Então a questão do Haiti foi alvo de críticas no Quênia por muitos movimentos sociais, forças políticas e partidos. É uma aliança poderosa que se opõe a essa decisão. E as coisas não vão continuar assim.

O que podemos dizer é que é importante ter uma petição unificada em solidariedade entre o Haiti, o MST, os movimentos sociais quenianos, para fazer uma campanha internacional que denuncie não só essa decisão, mas também o modo como os EUA usam países de terceiro mundo como o Quênia para treinar e criar maquinário para desestabilizar outros países.

Para concluir, acha que o presidente queniano falhará nessa missão?

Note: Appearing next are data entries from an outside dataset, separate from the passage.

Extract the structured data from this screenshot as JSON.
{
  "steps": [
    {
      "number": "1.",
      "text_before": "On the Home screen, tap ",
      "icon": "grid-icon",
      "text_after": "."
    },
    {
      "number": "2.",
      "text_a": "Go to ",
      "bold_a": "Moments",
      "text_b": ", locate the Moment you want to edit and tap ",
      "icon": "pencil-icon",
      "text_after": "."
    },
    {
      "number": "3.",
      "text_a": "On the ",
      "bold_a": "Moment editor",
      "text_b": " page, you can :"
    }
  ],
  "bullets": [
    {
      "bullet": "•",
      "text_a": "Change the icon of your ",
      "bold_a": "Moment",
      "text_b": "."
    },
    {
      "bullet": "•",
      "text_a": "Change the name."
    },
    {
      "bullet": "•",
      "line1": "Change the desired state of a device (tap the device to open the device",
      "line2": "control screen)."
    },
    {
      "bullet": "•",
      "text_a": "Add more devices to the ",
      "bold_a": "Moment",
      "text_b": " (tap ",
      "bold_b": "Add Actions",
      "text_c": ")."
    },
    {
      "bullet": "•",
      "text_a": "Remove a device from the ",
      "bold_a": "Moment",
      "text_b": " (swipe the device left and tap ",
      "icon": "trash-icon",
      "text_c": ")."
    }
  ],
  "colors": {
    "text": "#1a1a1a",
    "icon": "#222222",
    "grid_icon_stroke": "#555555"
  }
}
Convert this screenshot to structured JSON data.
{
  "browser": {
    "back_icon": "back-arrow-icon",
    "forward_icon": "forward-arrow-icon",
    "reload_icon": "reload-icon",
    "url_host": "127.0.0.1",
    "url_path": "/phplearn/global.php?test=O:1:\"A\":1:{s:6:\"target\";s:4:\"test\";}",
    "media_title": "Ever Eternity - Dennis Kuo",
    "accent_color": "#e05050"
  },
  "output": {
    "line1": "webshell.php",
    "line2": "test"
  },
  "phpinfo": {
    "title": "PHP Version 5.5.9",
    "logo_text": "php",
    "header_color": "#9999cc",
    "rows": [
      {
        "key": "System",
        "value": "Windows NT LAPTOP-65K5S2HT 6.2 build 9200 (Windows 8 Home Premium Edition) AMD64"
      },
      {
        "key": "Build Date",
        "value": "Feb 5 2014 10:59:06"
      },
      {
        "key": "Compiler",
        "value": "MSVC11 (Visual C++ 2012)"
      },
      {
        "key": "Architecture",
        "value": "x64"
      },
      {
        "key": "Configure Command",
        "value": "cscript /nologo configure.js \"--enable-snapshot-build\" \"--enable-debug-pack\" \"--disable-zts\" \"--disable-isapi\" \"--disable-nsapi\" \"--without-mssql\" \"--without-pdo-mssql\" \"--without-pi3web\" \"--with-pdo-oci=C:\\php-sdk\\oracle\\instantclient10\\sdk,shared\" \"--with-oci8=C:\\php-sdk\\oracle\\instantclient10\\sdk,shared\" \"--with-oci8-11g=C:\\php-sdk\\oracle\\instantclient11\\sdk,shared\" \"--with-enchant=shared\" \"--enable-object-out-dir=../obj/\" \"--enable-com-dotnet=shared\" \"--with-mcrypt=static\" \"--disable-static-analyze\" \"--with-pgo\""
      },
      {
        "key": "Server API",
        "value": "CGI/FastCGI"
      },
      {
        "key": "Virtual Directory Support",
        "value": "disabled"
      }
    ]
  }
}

Não será bem-sucedida. Em primeiro lugar, foi repudiada internacional e nacionalmente. As instituições democráticas do Quênia já interromperam o envio de policiais para o Haiti. Haverá resistência à missão tanto na esfera local quanto internacional. E o que posso pedir é que os movimentos sociais façam uma campanha internacional contra isso, tanto na Assembleia da ONU, quanto na África, África Oriental, e em nosso país.

Precisamos que os movimentos da América Latina estejam conscientes de que os EUA vêm usando a polícia e o Exército para gerar violência, assassinar ativistas e cometer execuções ilegais.

Precisamos que os movimentos se unam com os da África para repudiar essa missão, porque a mesma tática e estratégia que os EUA já usaram na América Latina está agora sendo usada na África, a começar por essa missão do Haiti.

Quanto mais movimentos na América Latina entenderem o papel do Exército e da polícia dos EUA na desarticulação dos próprios movimentos e das forças democráticas e na derrubada de governos na região. São exemplos idênticos, a cartilha é a mesma na Guatemala, El Salvador, Brasil, Colômbia. Tudo igual. Então precisamos caminhar juntos.